Institute of Intelligent Agriculture, Anhui Agricultural University, Hefei 230036, China.
Math Biosci Eng. 2022 Jan 7;19(3):2471-2488. doi: 10.3934/mbe.2022114.
It is vital for the annotation of uncharacterized proteins by protein function prediction. At present, Deep Neural Network based protein function prediction is mainly carried out for dataset of small scale proteins or Gene Ontology, and usually explore the relationships between single protein feature and function tags. The practical methods for large-scale multi-features protein prediction still need to be studied in depth. This paper proposes a DNN based protein function prediction approach IGP-DNN. This method uses Grasshopper Optimization Algorithm (GOA) and Intuitionistic Fuzzy c-Means clustering (IFCM) based protein function modules extracting algorithm to extract the features of protein modules, utilizing Kernel Principal Component Analysis (KPCA) method to reduce the dimensionality of the protein attribute information, and integrating module features and attribute features.
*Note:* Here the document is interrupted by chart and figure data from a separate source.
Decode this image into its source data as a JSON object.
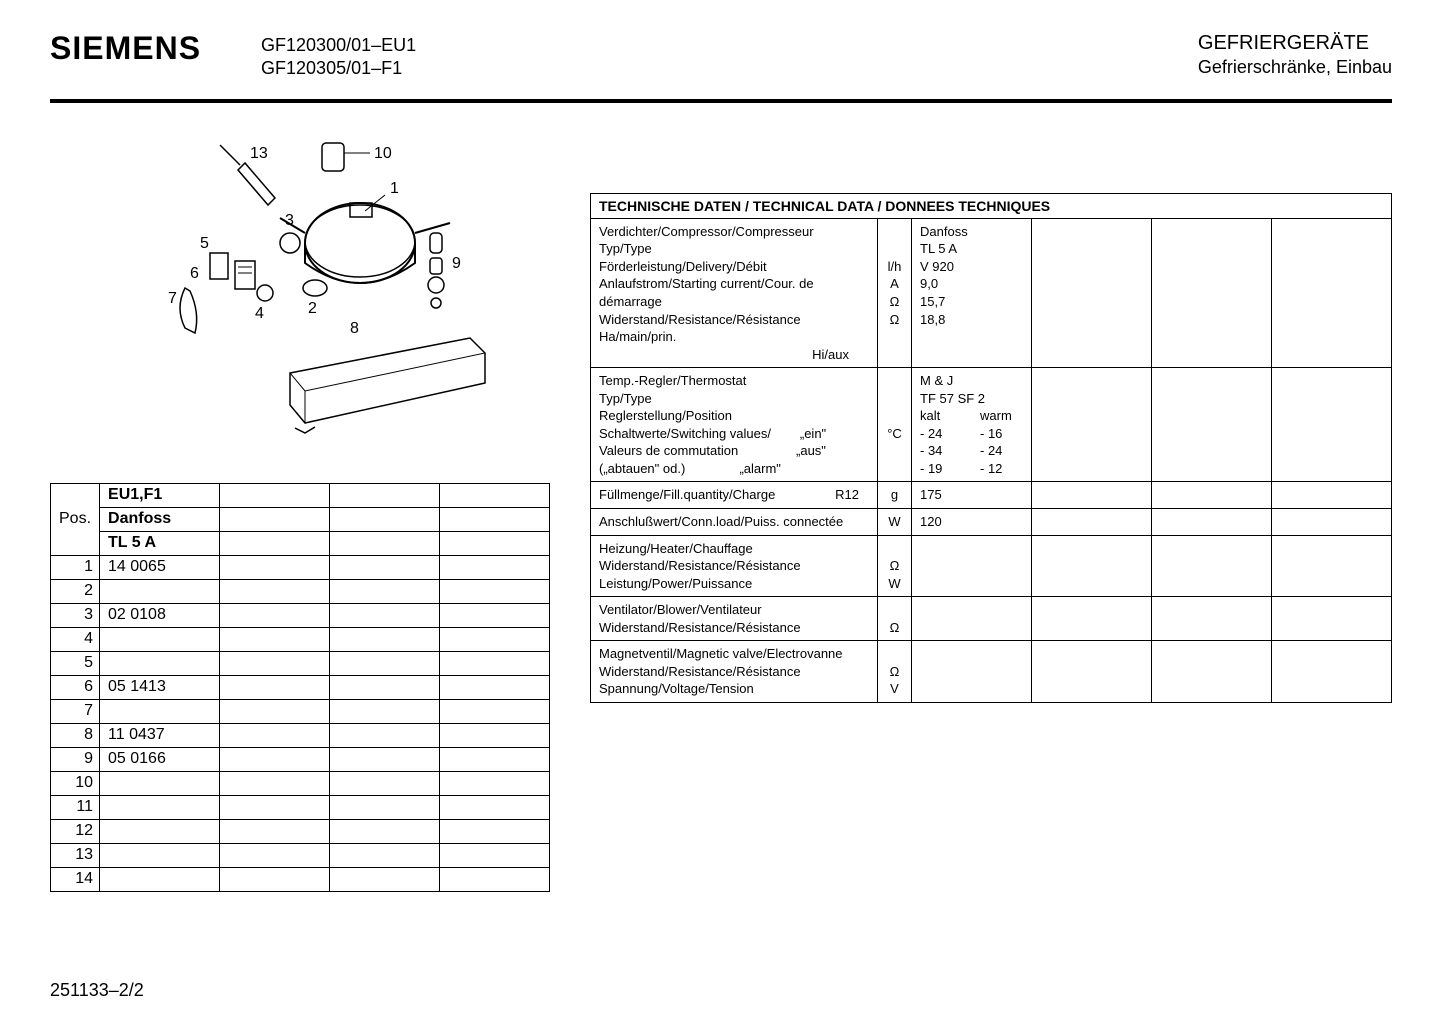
{
  "header": {
    "brand": "SIEMENS",
    "model_line1": "GF120300/01–EU1",
    "model_line2": "GF120305/01–F1",
    "right_line1": "GEFRIERGERÄTE",
    "right_line2": "Gefrierschränke, Einbau"
  },
  "parts": {
    "header_row1": "EU1,F1",
    "header_row2": "Danfoss",
    "header_row3": "TL 5 A",
    "pos_label": "Pos.",
    "rows": [
      {
        "pos": "1",
        "val": "14 0065"
      },
      {
        "pos": "2",
        "val": ""
      },
      {
        "pos": "3",
        "val": "02 0108"
      },
      {
        "pos": "4",
        "val": ""
      },
      {
        "pos": "5",
        "val": ""
      },
      {
        "pos": "6",
        "val": "05 1413"
      },
      {
        "pos": "7",
        "val": ""
      },
      {
        "pos": "8",
        "val": "11 0437"
      },
      {
        "pos": "9",
        "val": "05 0166"
      },
      {
        "pos": "10",
        "val": ""
      },
      {
        "pos": "11",
        "val": ""
      },
      {
        "pos": "12",
        "val": ""
      },
      {
        "pos": "13",
        "val": ""
      },
      {
        "pos": "14",
        "val": ""
      }
    ]
  },
  "tech": {
    "title": "TECHNISCHE DATEN / TECHNICAL DATA / DONNEES TECHNIQUES",
    "compressor": {
      "l1": "Verdichter/Compressor/Compresseur",
      "l2": "Typ/Type",
      "l3": "Förderleistung/Delivery/Débit",
      "l4": "Anlaufstrom/Starting current/Cour. de démarrage",
      "l5": "Widerstand/Resistance/Résistance    Ha/main/prin.",
      "l6": "Hi/aux",
      "u3": "l/h",
      "u4": "A",
      "u5": "Ω",
      "u6": "Ω",
      "v1": "Danfoss",
      "v2": "TL 5 A",
      "v3": "V 920",
      "v4": "9,0",
      "v5": "15,7",
      "v6": "18,8"
    },
    "thermostat": {
      "l1": "Temp.-Regler/Thermostat",
      "l2": "Typ/Type",
      "l3": "Reglerstellung/Position",
      "l4": "Schaltwerte/Switching values/        „ein\"",
      "l5": "Valeurs de commutation                „aus\"",
      "l6": "(„abtauen\" od.)               „alarm\"",
      "unit": "°C",
      "v1": "M & J",
      "v2": "TF 57 SF 2",
      "v3a": "kalt",
      "v3b": "warm",
      "v4a": "- 24",
      "v4b": "- 16",
      "v5a": "- 34",
      "v5b": "- 24",
      "v6a": "- 19",
      "v6b": "- 12"
    },
    "fill": {
      "label": "Füllmenge/Fill.quantity/Charge",
      "ref": "R12",
      "unit": "g",
      "val": "175"
    },
    "conn": {
      "label": "Anschlußwert/Conn.load/Puiss. connectée",
      "unit": "W",
      "val": "120"
    },
    "heater": {
      "l1": "Heizung/Heater/Chauffage",
      "l2": "Widerstand/Resistance/Résistance",
      "l3": "Leistung/Power/Puissance",
      "u2": "Ω",
      "u3": "W"
    },
    "blower": {
      "l1": "Ventilator/Blower/Ventilateur",
      "l2": "Widerstand/Resistance/Résistance",
      "u2": "Ω"
    },
    "valve": {
      "l1": "Magnetventil/Magnetic valve/Electrovanne",
      "l2": "Widerstand/Resistance/Résistance",
      "l3": "Spannung/Voltage/Tension",
      "u2": "Ω",
      "u3": "V"
    }
  },
  "diagram": {
    "labels": [
      "1",
      "2",
      "3",
      "4",
      "5",
      "6",
      "7",
      "8",
      "9",
      "10",
      "13"
    ]
  },
  "page_num": "251133–2/2"
}
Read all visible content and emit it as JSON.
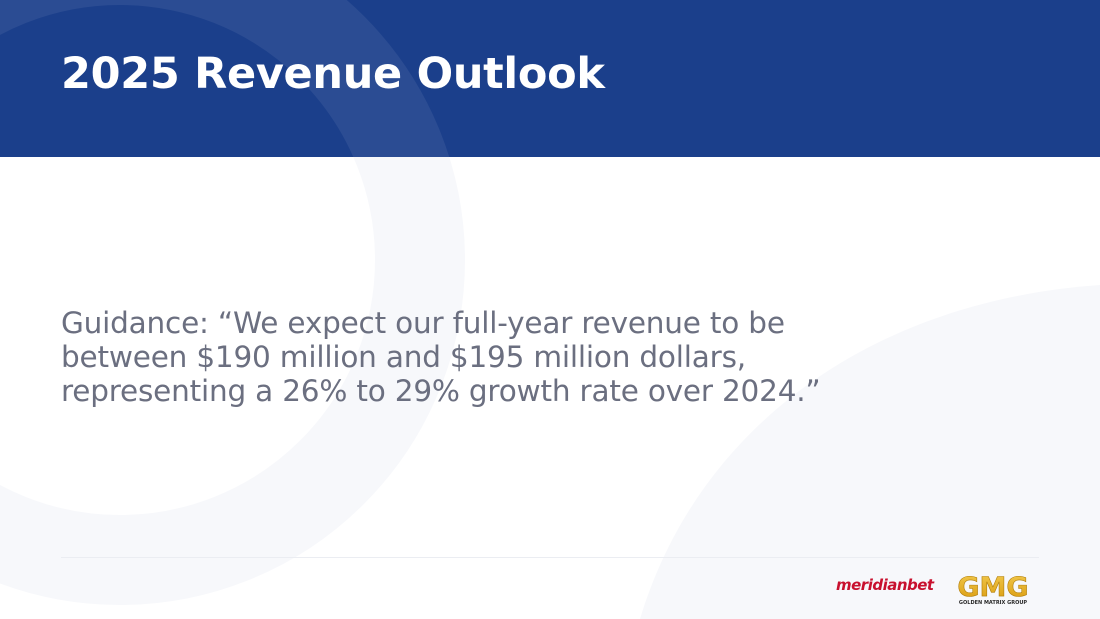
{
  "slide": {
    "title": "2025 Revenue Outlook",
    "guidance_lines": [
      "Guidance: “We expect our full-year revenue to be",
      "between $190 million and $195 million dollars,",
      "representing a 26% to 29% growth rate over 2024.”"
    ]
  },
  "footer": {
    "logo_meridianbet": "meridianbet",
    "logo_gmg_mark": "GMG",
    "logo_gmg_subtitle": "GOLDEN MATRIX GROUP"
  },
  "colors": {
    "header_bg": "#1b3f8b",
    "body_text": "#6b6f80",
    "meridianbet_red": "#c8102e",
    "gmg_gold": "#e8b31a"
  }
}
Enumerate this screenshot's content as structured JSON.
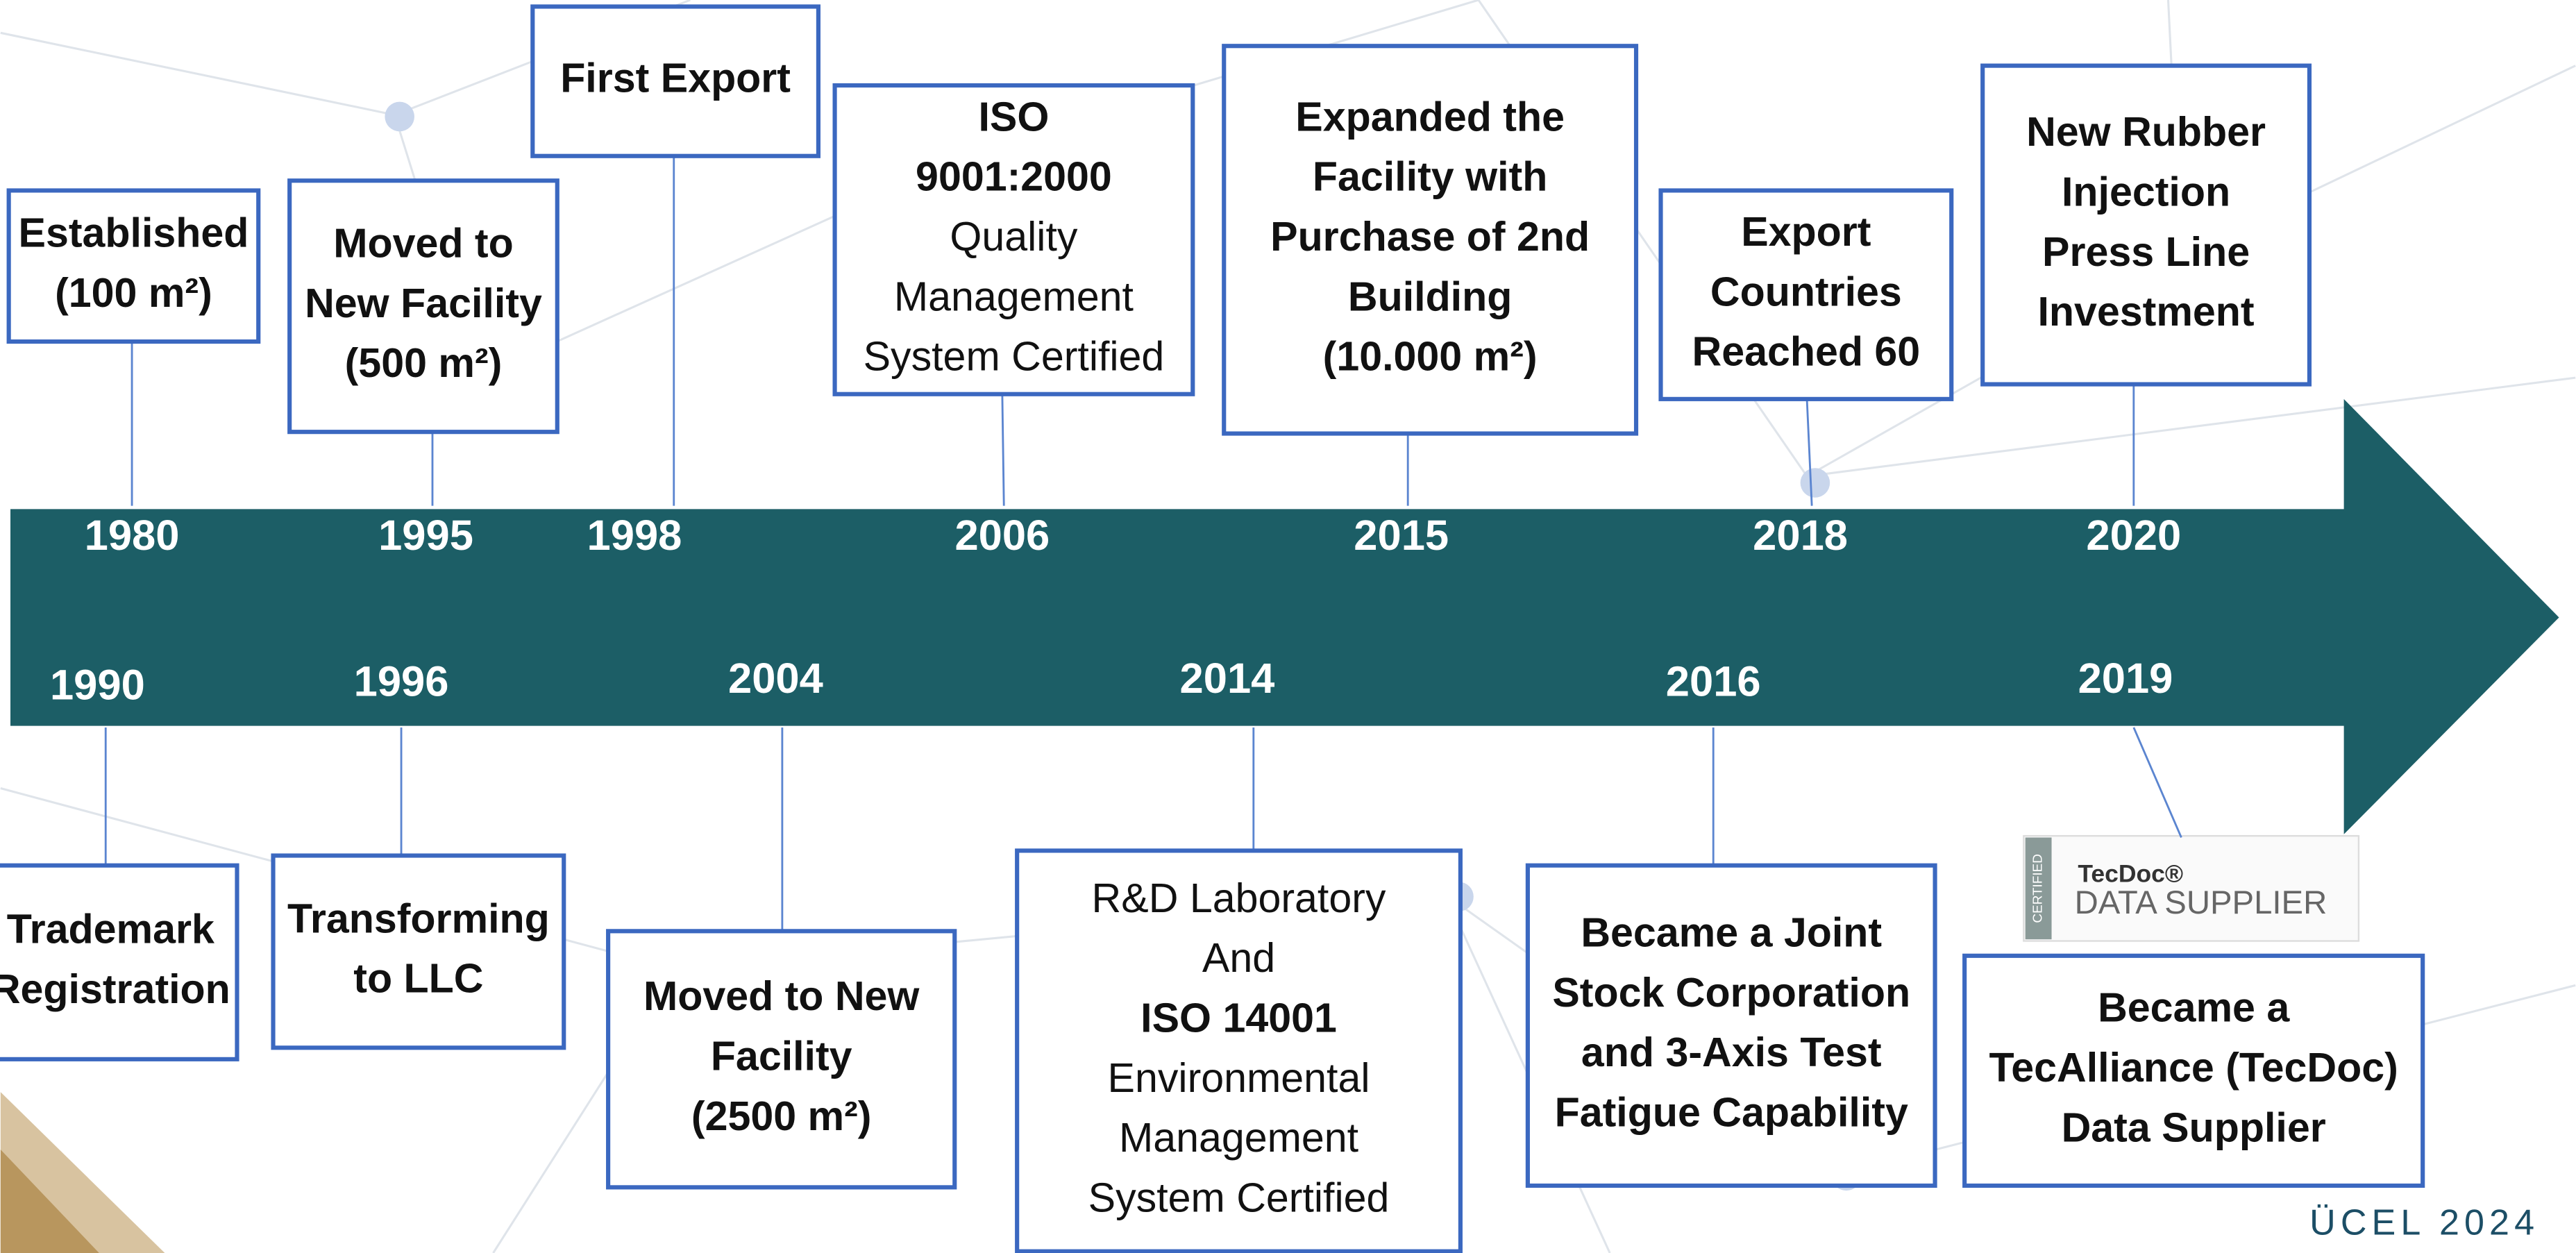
{
  "events": {
    "top": [
      {
        "year": "1980",
        "lines": [
          {
            "text": "Established",
            "bold": true
          },
          {
            "text": "(100 m²)",
            "bold": true
          }
        ]
      },
      {
        "year": "1995",
        "lines": [
          {
            "text": "Moved to",
            "bold": true
          },
          {
            "text": "New Facility",
            "bold": true
          },
          {
            "text": "(500 m²)",
            "bold": true
          }
        ]
      },
      {
        "year": "1998",
        "lines": [
          {
            "text": "First Export",
            "bold": true
          }
        ]
      },
      {
        "year": "2006",
        "lines": [
          {
            "text": "ISO",
            "bold": true
          },
          {
            "text": "9001:2000",
            "bold": true
          },
          {
            "text": "Quality",
            "bold": false
          },
          {
            "text": "Management",
            "bold": false
          },
          {
            "text": "System Certified",
            "bold": false
          }
        ]
      },
      {
        "year": "2015",
        "lines": [
          {
            "text": "Expanded the",
            "bold": true
          },
          {
            "text": "Facility with",
            "bold": true
          },
          {
            "text": "Purchase of 2nd",
            "bold": true
          },
          {
            "text": "Building",
            "bold": true
          },
          {
            "text": "(10.000 m²)",
            "bold": true
          }
        ]
      },
      {
        "year": "2018",
        "lines": [
          {
            "text": "Export",
            "bold": true
          },
          {
            "text": "Countries",
            "bold": true
          },
          {
            "text": "Reached 60",
            "bold": true
          }
        ]
      },
      {
        "year": "2020",
        "lines": [
          {
            "text": "New Rubber",
            "bold": true
          },
          {
            "text": "Injection",
            "bold": true
          },
          {
            "text": "Press Line",
            "bold": true
          },
          {
            "text": "Investment",
            "bold": true
          }
        ]
      }
    ],
    "bottom": [
      {
        "year": "1990",
        "lines": [
          {
            "text": "Trademark",
            "bold": true
          },
          {
            "text": "Registration",
            "bold": true
          }
        ]
      },
      {
        "year": "1996",
        "lines": [
          {
            "text": "Transforming",
            "bold": true
          },
          {
            "text": "to LLC",
            "bold": true
          }
        ]
      },
      {
        "year": "2004",
        "lines": [
          {
            "text": "Moved to New",
            "bold": true
          },
          {
            "text": "Facility",
            "bold": true
          },
          {
            "text": "(2500 m²)",
            "bold": true
          }
        ]
      },
      {
        "year": "2014",
        "lines": [
          {
            "text": "R&D Laboratory",
            "bold": false
          },
          {
            "text": "And",
            "bold": false
          },
          {
            "text": "ISO 14001",
            "bold": true
          },
          {
            "text": "Environmental",
            "bold": false
          },
          {
            "text": "Management",
            "bold": false
          },
          {
            "text": "System Certified",
            "bold": false
          }
        ]
      },
      {
        "year": "2016",
        "lines": [
          {
            "text": "Became a Joint",
            "bold": true
          },
          {
            "text": "Stock Corporation",
            "bold": true
          },
          {
            "text": "and 3-Axis Test",
            "bold": true
          },
          {
            "text": "Fatigue Capability",
            "bold": true
          }
        ]
      },
      {
        "year": "2019",
        "lines": [
          {
            "text": "Became a",
            "bold": true
          },
          {
            "text": "TecAlliance (TecDoc)",
            "bold": true
          },
          {
            "text": "Data Supplier",
            "bold": true
          }
        ]
      }
    ]
  },
  "logo": {
    "badge": "CERTIFIED",
    "brand": "TecDoc®",
    "caption": "DATA SUPPLIER"
  },
  "footer": "ÜCEL 2024"
}
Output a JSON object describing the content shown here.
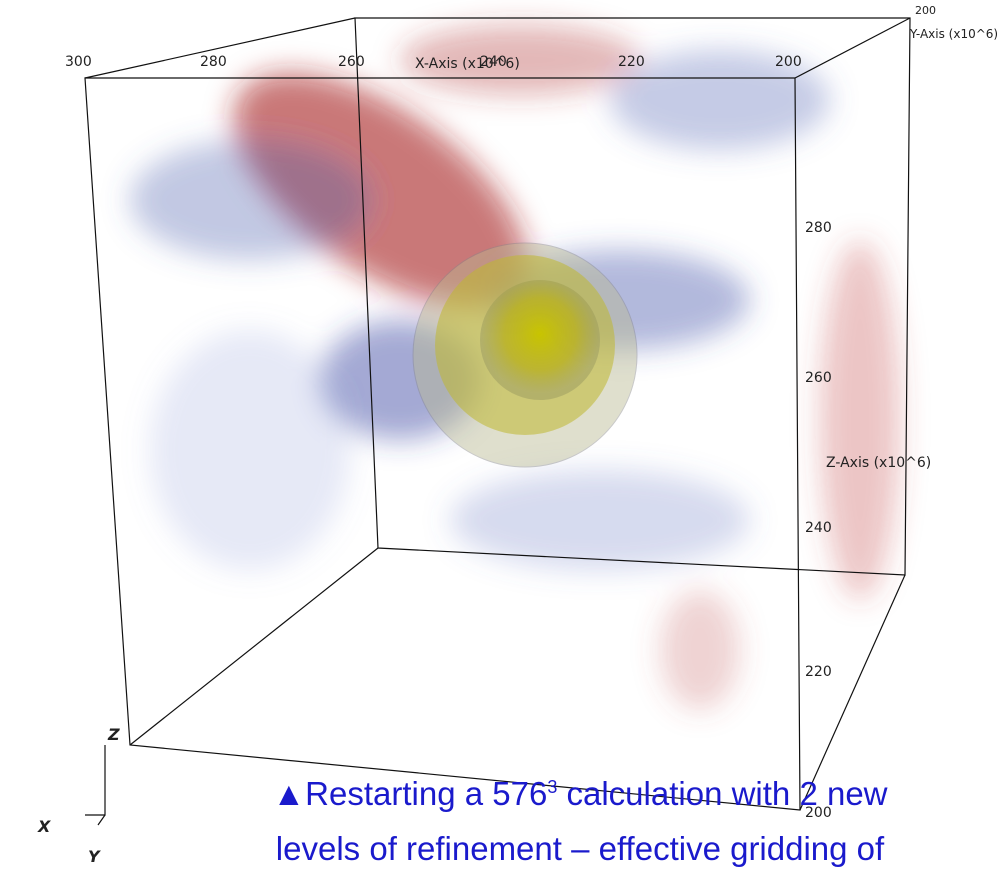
{
  "x_axis": {
    "label": "X-Axis (x10^6)",
    "ticks": [
      300,
      280,
      260,
      240,
      220,
      200
    ]
  },
  "y_axis": {
    "label": "Y-Axis (x10^6)",
    "ticks": [
      200
    ]
  },
  "z_axis": {
    "label": "Z-Axis (x10^6)",
    "ticks": [
      280,
      260,
      240,
      220,
      200
    ]
  },
  "triad": {
    "z": "Z",
    "x": "X",
    "y": "Y"
  },
  "caption": {
    "marker": "▲",
    "line1_pre": "Restarting a 576",
    "sup": "3",
    "line1_post": " calculation with 2 new",
    "line2": "levels of refinement – effective gridding of"
  }
}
Inputting integrated data into DNN through multiple hidden layers to classify proteins and predict protein functions. In the experiments, the F-measure value of IGP-DNN on the DIP dataset reaches 0.4436, which shows better performance.
通过蛋白质功能预测对未鉴定蛋白质进行注释至关重要。目前,基于深度神经网络的蛋白质功能预测主要针对小规模蛋白质数据集或基因本体进行,通常探索单个蛋白质特征与功能标签之间的关系。仍需深入研究用于大规模多特征蛋白质预测的实际方法。本文提出了一种基于深度神经网络的蛋白质功能预测方法 IGP-DNN。该方法使用 Grasshopper Optimization Algorithm (GOA) 和基于 Intuitionistic Fuzzy c-Means clustering (IFCM) 的蛋白质功能模块提取算法提取蛋白质模块的特征,利用 Kernel Principal Component Analysis (KPCA) 方法降低蛋白质属性信息的维数,并整合模块特征和属性特征。通过多个隐藏层将集成数据输入 DNN 以对蛋白质进行分类并预测蛋白质功能。在实验中,IGP-DNN 在 DIP 数据集上的 F-measure 值达到 0.4436,表现出更好的性能。